Of course Byron's sufferings have had their share of attention, though, remembering his enormous popularity, the better poets have left to the more gullible rhymsters the echo of his tirades against persecution, [Footnote: See T. H. Chivers, Lord Byron's Dying Words to Ada, and Byron (1853); Charles Soran, Byron (1842); E. F. Hoffman, Byron (1849).] and have conceived of the public as beaten at its own game by him. Thus Shelley exults in the thought,
The Pythian of the age one arrow drew
And smiled. The spoilers tempt no second blow,
They fawn on the proud feet that laid them low.
[Footnote: Adonais.]
The wrongs of Keats, also, are not so much stressed in genuine poetry as formerly, and the fiction that his death was due to the hostility of his critics is dying out, though Shelley's Adonais will go far toward giving it immortality. Oscar Wilde's characterization of Keats as "the youngest of the martyrs" [Footnote: At the Grave of Keats.] brings the tradition down almost to the present in British verse, but for the most part its popularity is now limited to American rhymes. One is rather indignant, after reading Keats' own manly words about hostile criticism, to find a nondescript verse-writer putting the puerile self-characterization into his mouth:
I, the Boy-poet, whom with curse
They hounded on to death's untimely doom.

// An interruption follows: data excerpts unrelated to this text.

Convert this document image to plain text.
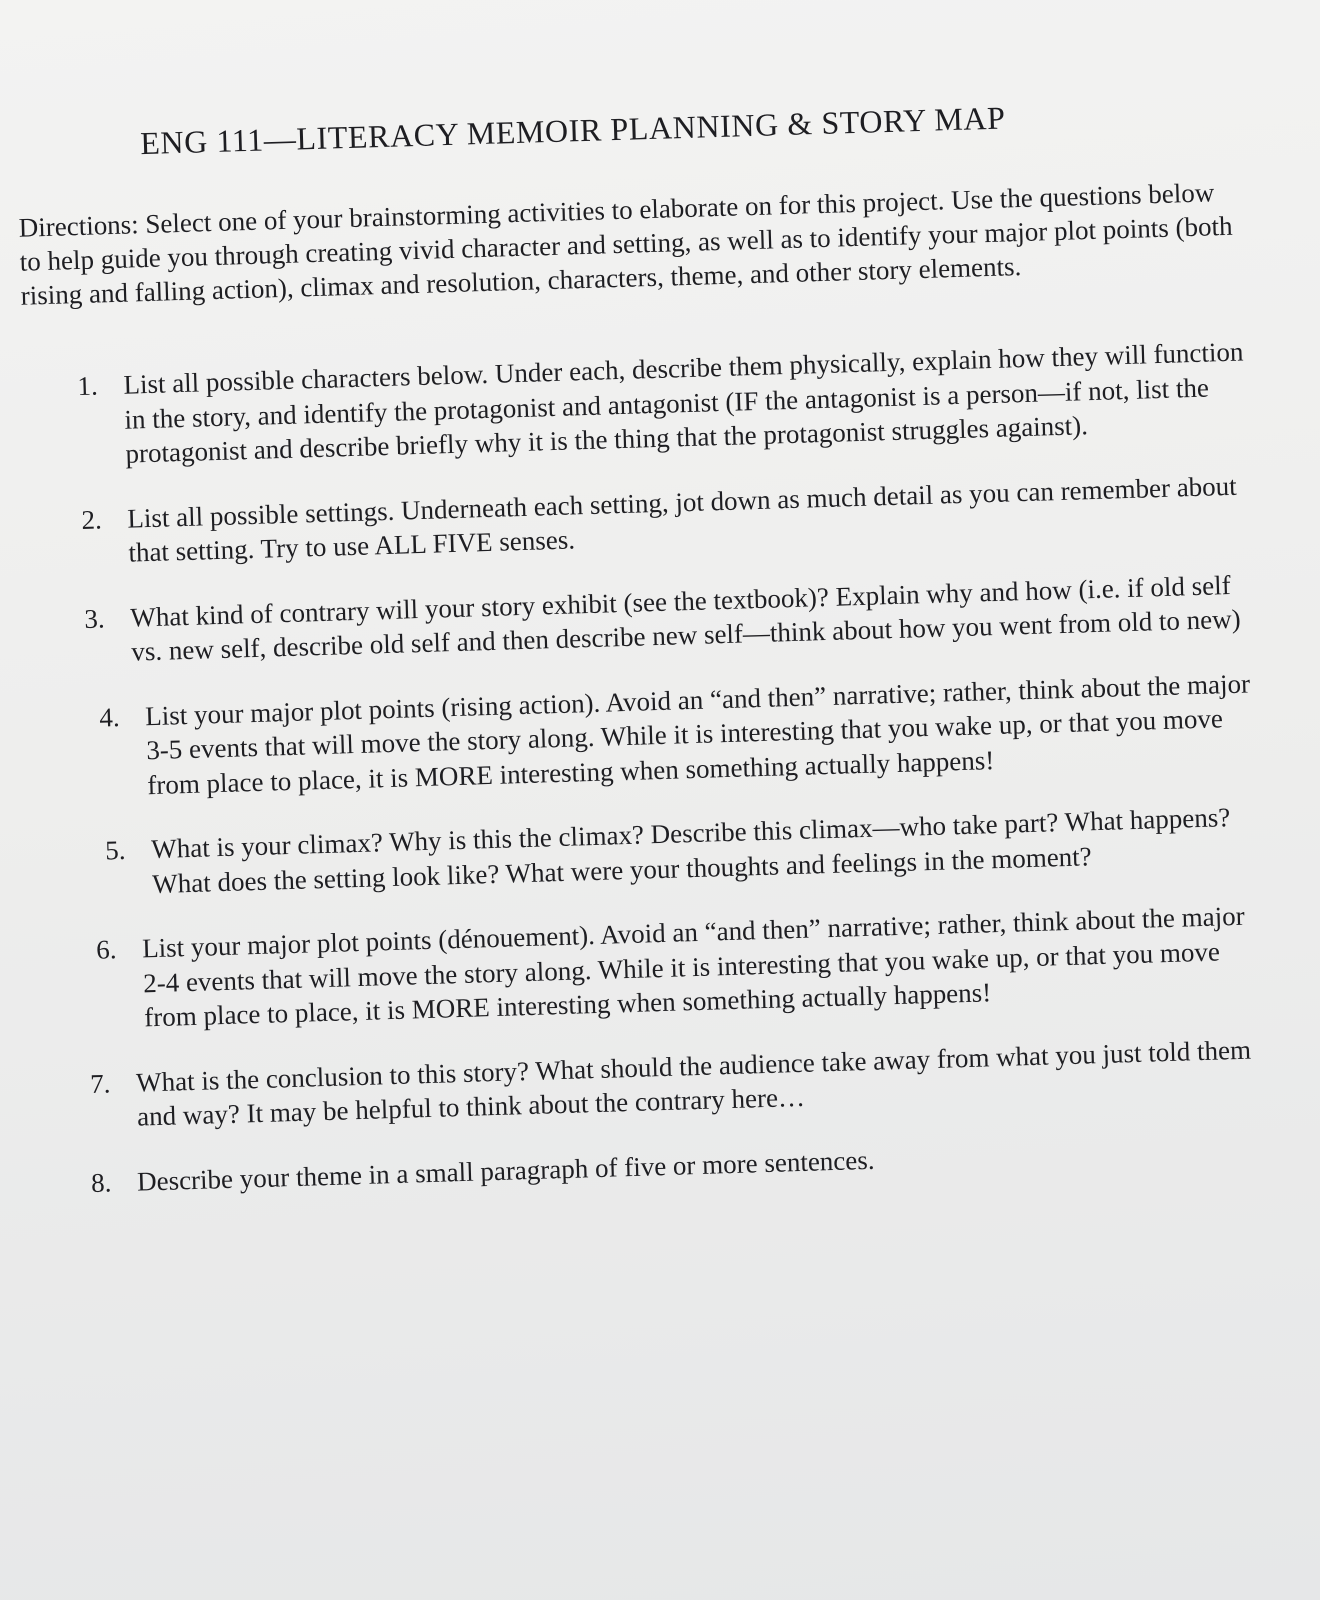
ENG 111—LITERACY MEMOIR PLANNING & STORY MAP
Directions: Select one of your brainstorming activities to elaborate on for this project. Use the questions below to help guide you through creating vivid character and setting, as well as to identify your major plot points (both rising and falling action), climax and resolution, characters, theme, and other story elements.
1. List all possible characters below. Under each, describe them physically, explain how they will function in the story, and identify the protagonist and antagonist (IF the antagonist is a person—if not, list the protagonist and describe briefly why it is the thing that the protagonist struggles against).
2. List all possible settings. Underneath each setting, jot down as much detail as you can remember about that setting. Try to use ALL FIVE senses.
3. What kind of contrary will your story exhibit (see the textbook)? Explain why and how (i.e. if old self vs. new self, describe old self and then describe new self—think about how you went from old to new)
4. List your major plot points (rising action). Avoid an “and then” narrative; rather, think about the major 3-5 events that will move the story along. While it is interesting that you wake up, or that you move from place to place, it is MORE interesting when something actually happens!
5. What is your climax? Why is this the climax? Describe this climax—who take part? What happens? What does the setting look like? What were your thoughts and feelings in the moment?
6. List your major plot points (dénouement). Avoid an “and then” narrative; rather, think about the major 2-4 events that will move the story along. While it is interesting that you wake up, or that you move from place to place, it is MORE interesting when something actually happens!
7. What is the conclusion to this story? What should the audience take away from what you just told them and way? It may be helpful to think about the contrary here…
8. Describe your theme in a small paragraph of five or more sentences.
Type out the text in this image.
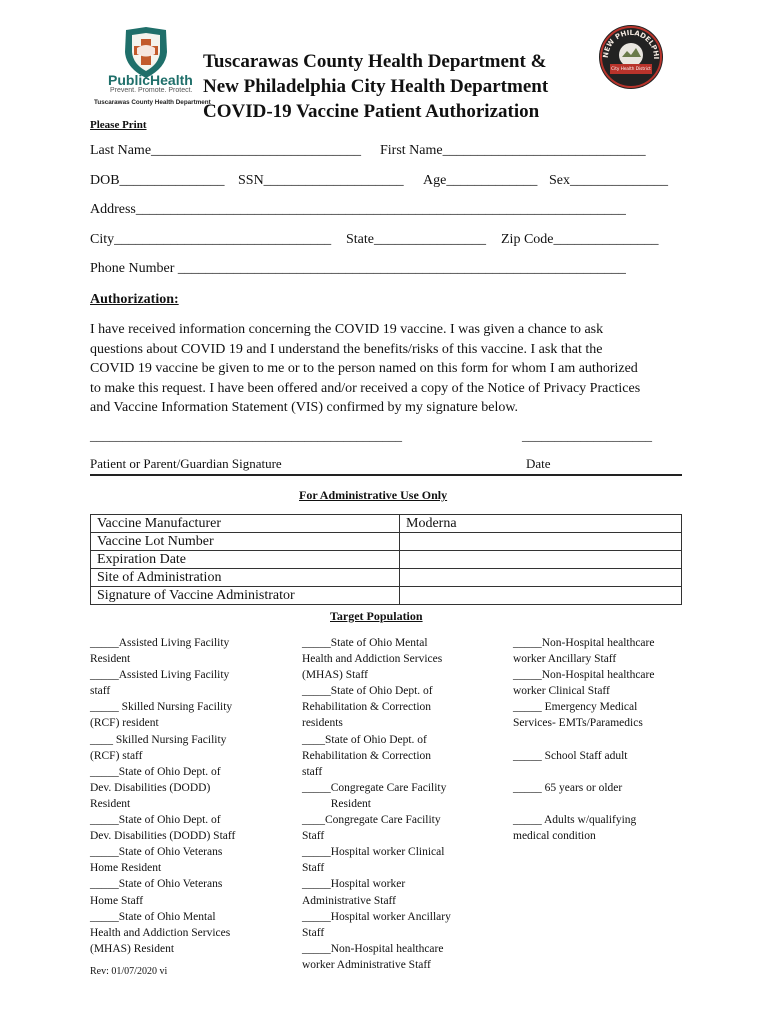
PublicHealth
Prevent. Promote. Protect.
Tuscarawas County Health Department
Tuscarawas County Health Department &
New Philadelphia City Health Department
COVID-19 Vaccine Patient Authorization
NEW PHILADELPHI
City Health District
Please Print
Last Name______________________________ First Name_____________________________
DOB_______________ SSN____________________ Age_____________ Sex______________
Address______________________________________________________________________
City_______________________________ State________________ Zip Code_______________
Phone Number ________________________________________________________________
Authorization:
I have received information concerning the COVID 19 vaccine. I was given a chance to ask
questions about COVID 19 and I understand the benefits/risks of this vaccine. I ask that the
COVID 19 vaccine be given to me or to the person named on this form for whom I am authorized
to make this request. I have been offered and/or received a copy of the Notice of Privacy Practices
and Vaccine Information Statement (VIS) confirmed by my signature below.
________________________________________________	____________________
Patient or Parent/Guardian Signature	Date
For Administrative Use Only
Vaccine Manufacturer	Moderna
Vaccine Lot Number	
Expiration Date	
Site of Administration	
Signature of Vaccine Administrator	
Target Population
_____Assisted Living Facility
Resident
_____Assisted Living Facility
staff
_____ Skilled Nursing Facility
(RCF) resident
____ Skilled Nursing Facility
(RCF) staff
_____State of Ohio Dept. of
Dev. Disabilities (DODD)
Resident
_____State of Ohio Dept. of
Dev. Disabilities (DODD) Staff
_____State of Ohio Veterans
Home Resident
_____State of Ohio Veterans
Home Staff
_____State of Ohio Mental
Health and Addiction Services
(MHAS) Resident
_____State of Ohio Mental
Health and Addiction Services
(MHAS) Staff
_____State of Ohio Dept. of
Rehabilitation & Correction
residents
____State of Ohio Dept. of
Rehabilitation & Correction
staff
_____Congregate Care Facility
Resident
____Congregate Care Facility
Staff
_____Hospital worker Clinical
Staff
_____Hospital worker
Administrative Staff
_____Hospital worker Ancillary
Staff
_____Non-Hospital healthcare
worker Administrative Staff
_____Non-Hospital healthcare
worker Ancillary Staff
_____Non-Hospital healthcare
worker Clinical Staff
_____ Emergency Medical
Services- EMTs/Paramedics

_____ School Staff adult

_____ 65 years or older

_____ Adults w/qualifying
medical condition
Rev: 01/07/2020 vi
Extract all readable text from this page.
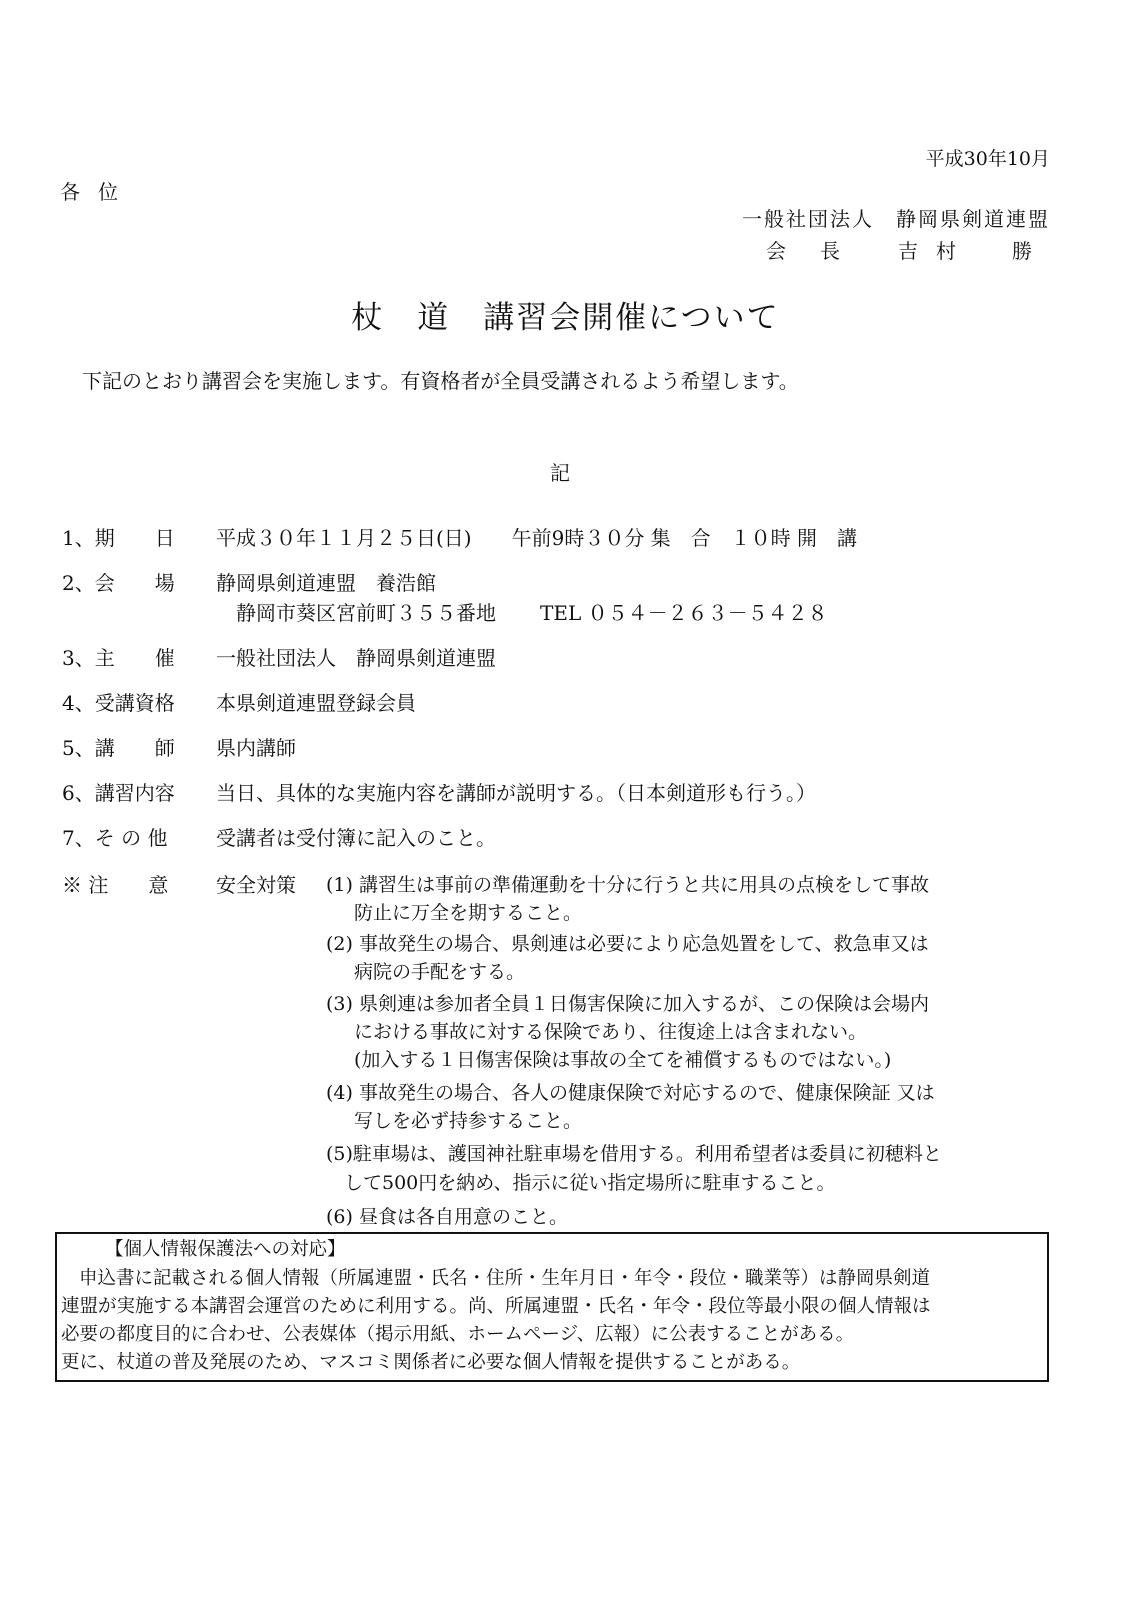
平成30年10月
各位
一般社団法人　静岡県剣道連盟
会長 吉村　勝
杖　道　講習会開催について
下記のとおり講習会を実施します。有資格者が全員受講されるよう希望します。
記
1、期　　日 平成３０年１１月２５日(日)　　午前9時３０分 集　合　１０時 開　講
2、会　　場 静岡県剣道連盟　養浩館
静岡市葵区宮前町３５５番地 TEL ０５４－２６３－５４２８
3、主　　催 一般社団法人　静岡県剣道連盟
4、受講資格 本県剣道連盟登録会員
5、講　　師 県内講師
6、講習内容 当日、具体的な実施内容を講師が説明する。（日本剣道形も行う。）
7、そ の 他 受講者は受付簿に記入のこと。
※ 注　　意 安全対策 (1) 講習生は事前の準備運動を十分に行うと共に用具の点検をして事故
防止に万全を期すること。
(2) 事故発生の場合、県剣連は必要により応急処置をして、救急車又は
病院の手配をする。
(3) 県剣連は参加者全員１日傷害保険に加入するが、この保険は会場内
における事故に対する保険であり、往復途上は含まれない。
(加入する１日傷害保険は事故の全てを補償するものではない。)
(4) 事故発生の場合、各人の健康保険で対応するので、健康保険証 又は
写しを必ず持参すること。
(5)駐車場は、護国神社駐車場を借用する。利用希望者は委員に初穂料と
して500円を納め、指示に従い指定場所に駐車すること。
(6) 昼食は各自用意のこと。
【個人情報保護法への対応】
申込書に記載される個人情報（所属連盟・氏名・住所・生年月日・年令・段位・職業等）は静岡県剣道
連盟が実施する本講習会運営のために利用する。尚、所属連盟・氏名・年令・段位等最小限の個人情報は
必要の都度目的に合わせ、公表媒体（掲示用紙、ホームページ、広報）に公表することがある。
更に、杖道の普及発展のため、マスコミ関係者に必要な個人情報を提供することがある。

[Footnote: T. L. Harris, Lyrics of the Golden Age (1856).]
In even less significant verse the most maudlin sympathy with Keats is expressed. One is tempted to feel that Keats suffered less from his enemies than from his admirers, of the type which Browning characterized as "the foolish crowd of rushers-in upon genius … never content till they cut their initials on the cheek of the Medicean Venus to prove they worship her." [Footnote: Letter to Elizabeth Barrett, November 17, 1845.]
With the possible exception of Chatterton, the poet whose wrongs have raised the most indignant storm of protest is Shelley. Several poets, as the young Browning, Francis Thompson, James Thomson, B. V., and Mr. Woodberry, have made a chivalrous championing of Shelley almost part of their poetical platform. No doubt the facts of Shelley's life warrant such sympathy. Then too, Shelley's sense of injustice, unlike Byron's, is not such as to seem weak to us, though it is so freely expressed in his verse. In addition one is likely to feel particular sympathy for Shelley because the recoil of the public from him cannot be laid to his scorn. His enthusiasms were always for the happiness of the entire human race, as well as for himself. Everything in his unfortunate life vouches for the sincerity of his statement, in the Hymn to Intellectual Beauty:
Never joy illumed my brow
Unlinked with hope that thou wouldst free
This world from its dark slavery.
Accordingly Shelley's injuries seem to have affected him as a sudden hurt does a child, with a sense of incomprehensibility, and later poets have rallied to his defense as if he were actually a child.[Footnote: See E. C. Stedman, Ariel; James Thomson, B. V., Shelley; Alfred Austin, Shelley's Death; Stephen Vincent Benét, The General Public.]
The vicariousness of the nineteenth century poet in bewailing the hurts of his brethren is likely to have provoked a smile in us, as in the mourners of Adonais, at recognizing one
Who in another's fate now wept his own.